Podemos ha decidido dar un giro a su estrategia y levantar el veto que mantenía sobre Yolanda Díaz para integrarse en la coalición “Por Andalucía” junto a Sumar e Izquierda Unida de cara a las elecciones autonómicas del próximo 17 de mayo.
El secretario de Organización del partido, Pablo Fernández, ha confirmado que la formación acepta este marco “sin condiciones”, lo que supone un cambio radical respecto a la postura mantenida hasta ahora, marcada por el rechazo frontal al proyecto de Díaz.
La decisión llega en el último momento, a pocos días de que expire el plazo para registrar coaliciones, y deja en manos de Izquierda Unida la incorporación definitiva de Podemos a la candidatura conjunta.
Un giro tras los reveses electorales
El cambio de postura se produce después de varios resultados adversos que han debilitado el peso político de Podemos.

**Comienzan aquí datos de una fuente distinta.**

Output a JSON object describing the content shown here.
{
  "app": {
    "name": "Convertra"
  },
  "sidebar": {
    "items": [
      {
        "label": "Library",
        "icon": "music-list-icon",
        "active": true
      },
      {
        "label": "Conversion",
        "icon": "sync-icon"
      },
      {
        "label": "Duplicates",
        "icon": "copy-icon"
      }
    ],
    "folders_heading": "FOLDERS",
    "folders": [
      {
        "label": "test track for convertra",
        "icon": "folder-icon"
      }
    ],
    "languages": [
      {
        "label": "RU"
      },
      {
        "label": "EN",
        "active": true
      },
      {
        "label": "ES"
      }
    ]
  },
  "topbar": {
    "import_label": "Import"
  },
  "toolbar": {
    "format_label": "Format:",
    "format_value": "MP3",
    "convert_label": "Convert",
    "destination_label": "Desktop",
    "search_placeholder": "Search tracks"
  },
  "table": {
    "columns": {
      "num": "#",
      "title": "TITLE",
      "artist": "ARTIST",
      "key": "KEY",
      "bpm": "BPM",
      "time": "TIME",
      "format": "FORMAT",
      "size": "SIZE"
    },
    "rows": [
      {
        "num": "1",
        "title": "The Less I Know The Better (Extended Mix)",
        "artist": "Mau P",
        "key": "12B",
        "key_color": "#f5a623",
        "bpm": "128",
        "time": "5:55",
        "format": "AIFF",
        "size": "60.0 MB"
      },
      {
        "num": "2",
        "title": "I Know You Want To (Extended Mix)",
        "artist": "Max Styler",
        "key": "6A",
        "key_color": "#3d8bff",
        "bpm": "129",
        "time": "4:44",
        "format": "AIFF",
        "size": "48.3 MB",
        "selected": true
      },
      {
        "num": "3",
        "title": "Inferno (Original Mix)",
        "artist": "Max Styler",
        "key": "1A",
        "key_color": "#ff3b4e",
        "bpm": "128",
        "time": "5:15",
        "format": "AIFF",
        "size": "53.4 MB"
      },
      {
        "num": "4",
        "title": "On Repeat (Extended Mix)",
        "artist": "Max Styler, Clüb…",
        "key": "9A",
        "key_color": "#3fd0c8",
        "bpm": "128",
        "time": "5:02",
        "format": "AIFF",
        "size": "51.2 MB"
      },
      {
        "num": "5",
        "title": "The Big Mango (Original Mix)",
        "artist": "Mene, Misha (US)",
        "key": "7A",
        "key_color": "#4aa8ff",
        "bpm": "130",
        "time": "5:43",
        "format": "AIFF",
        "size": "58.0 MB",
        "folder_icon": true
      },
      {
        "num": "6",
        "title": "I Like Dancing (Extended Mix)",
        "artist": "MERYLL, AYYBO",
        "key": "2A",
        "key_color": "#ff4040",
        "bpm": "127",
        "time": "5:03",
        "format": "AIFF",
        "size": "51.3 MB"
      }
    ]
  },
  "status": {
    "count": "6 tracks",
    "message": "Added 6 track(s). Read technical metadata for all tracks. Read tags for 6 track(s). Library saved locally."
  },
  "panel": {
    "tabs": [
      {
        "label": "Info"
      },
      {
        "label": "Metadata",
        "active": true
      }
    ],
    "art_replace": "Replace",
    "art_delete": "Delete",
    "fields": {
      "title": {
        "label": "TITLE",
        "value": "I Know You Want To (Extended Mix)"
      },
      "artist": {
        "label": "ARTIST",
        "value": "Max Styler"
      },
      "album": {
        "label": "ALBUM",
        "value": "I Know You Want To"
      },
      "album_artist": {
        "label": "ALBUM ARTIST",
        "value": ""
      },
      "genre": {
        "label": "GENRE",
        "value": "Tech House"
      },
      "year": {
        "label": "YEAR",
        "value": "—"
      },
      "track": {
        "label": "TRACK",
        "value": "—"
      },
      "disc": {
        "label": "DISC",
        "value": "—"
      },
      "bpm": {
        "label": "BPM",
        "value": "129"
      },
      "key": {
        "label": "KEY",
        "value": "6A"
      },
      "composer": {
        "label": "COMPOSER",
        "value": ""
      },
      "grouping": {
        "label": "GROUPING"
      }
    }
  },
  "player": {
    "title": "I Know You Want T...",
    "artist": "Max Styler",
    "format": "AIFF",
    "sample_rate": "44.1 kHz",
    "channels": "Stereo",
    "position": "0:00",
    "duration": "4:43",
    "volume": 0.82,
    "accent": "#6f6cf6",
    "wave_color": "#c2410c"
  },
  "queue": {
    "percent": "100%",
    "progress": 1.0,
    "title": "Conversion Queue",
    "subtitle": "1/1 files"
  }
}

La formación se quedó sin representación en Aragón y Castilla y León, dos de los últimos escenarios electorales en los que la fragmentación de la izquierda alternativa pasó factura.
Estos resultados han obligado al partido a reconsiderar su estrategia, en un intento por evitar un nuevo retroceso en Andalucía y mantener presencia institucional en un territorio clave.
La integración en una coalición más amplia busca también frenar la dispersión del voto en el espacio situado a la izquierda del PSOE, donde la división ha penalizado a las distintas candidaturas en los últimos comicios.
De la confrontación al acuerdo por necesidad
El acercamiento a Sumar supone un cambio significativo tras meses de enfrentamiento entre ambas formaciones. Desde Podemos, figuras como Pablo Iglesias habían lanzado duras críticas contra Yolanda Díaz, a la que acusaban de haber debilitado el espacio político.
Pese a ese contexto, la formación morada opta ahora por integrarse en una candidatura conjunta sin exigir condiciones previas, en un movimiento que evidencia un cambio de prioridades ante el riesgo de perder relevancia electoral.
Este paso, que llega tras varios retrocesos en las urnas, abre una nueva etapa en la relación entre las distintas fuerzas de la izquierda alternativa, marcada en este caso por la necesidad de sumar apoyos para mantener su representación institucional.